Wetenschap
1. Chemische energie naar thermische energie:
* brandstof: De brandstof in een fakkel (zoals butaan, propaan of acetyleen) slaat chemische energie op in zijn bindingen.
* verbranding: Wanneer de brandstof brandt, reageert deze met zuurstof in de lucht, waardoor chemische energie als warmte wordt vrijgeeft (thermische energie). Dit proces wordt verbranding genoemd.
2. Thermische energie naar lichte energie:
* vlam: De warmte van verbranding zorgt ervoor dat het brandstof- en luchtmengsel extreem heet wordt. Deze hoge temperatuur boeit de atomen en moleculen in de vlam, waardoor ze licht uitzenden. Dit is de reden waarom een fakkel een heldere vlam produceert.
3. Warmteoverdracht:
* geleiding: Warmte van de vlam wordt overgebracht naar het object dat door direct contact wordt verwarmd. Dit wordt geleiding genoemd.
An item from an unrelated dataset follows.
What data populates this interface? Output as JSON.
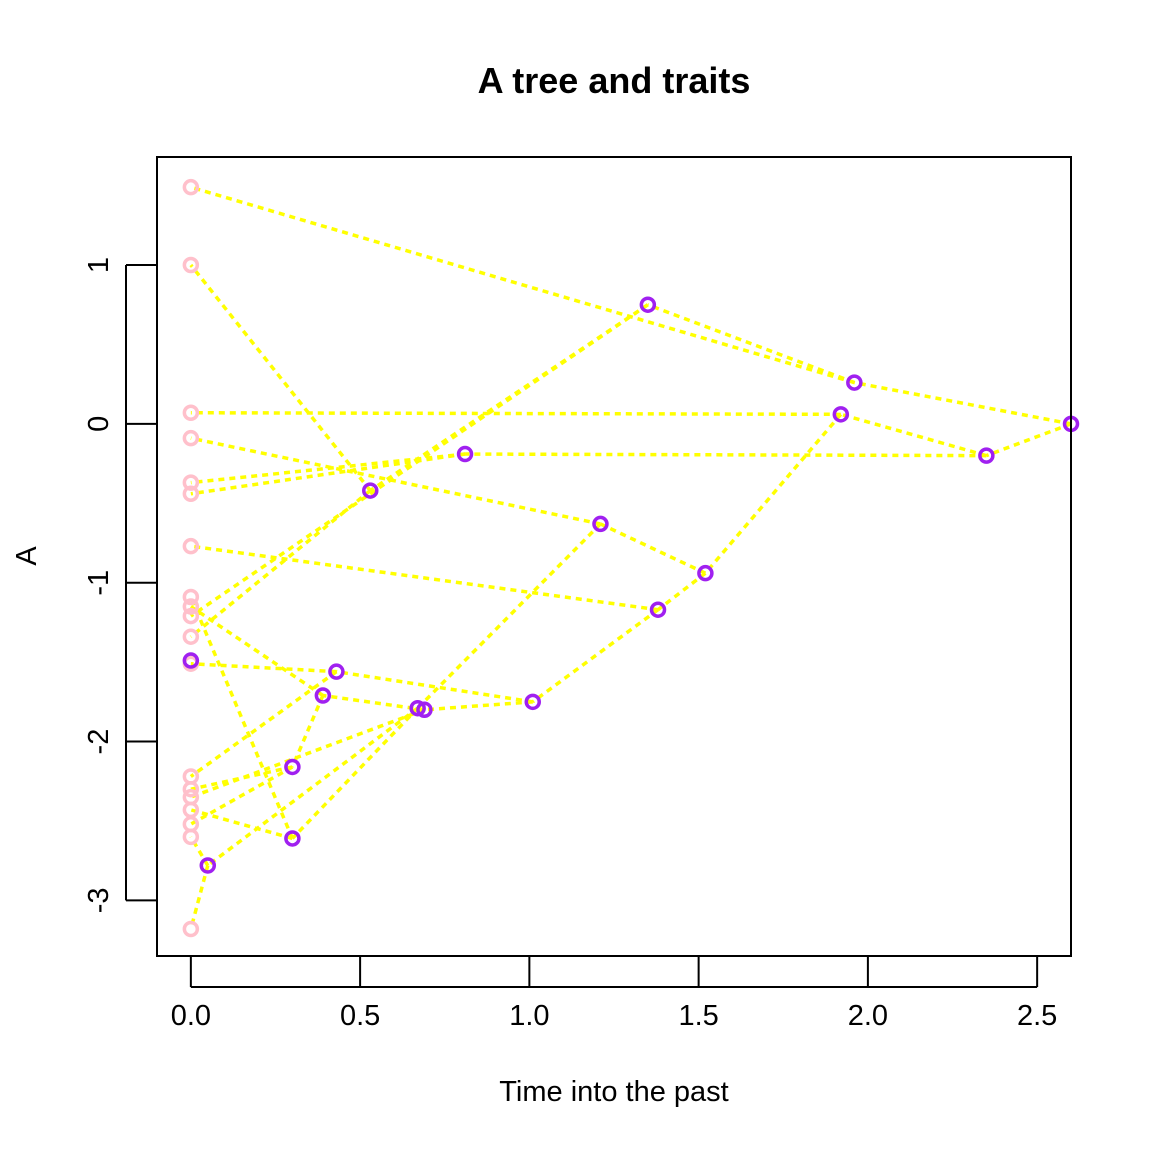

* convectie: Hete lucht uit de vlam stijgt en creëert convectiebomen die warmte overbrengen naar de omliggende omgeving.
* Straling: De vlam straalt ook infraroodstraling uit, die warmte op een afstand naar objecten kan overbrengen.
Algemene energietransformatie:
De primaire energietransformatie in een fakkel is van chemische energie opgeslagen in de brandstof tot thermische energie in de vlam. Deze thermische energie wordt vervolgens verder omgezet in lichte energie evenals overgebracht naar de omgeving door geleiding, convectie en straling.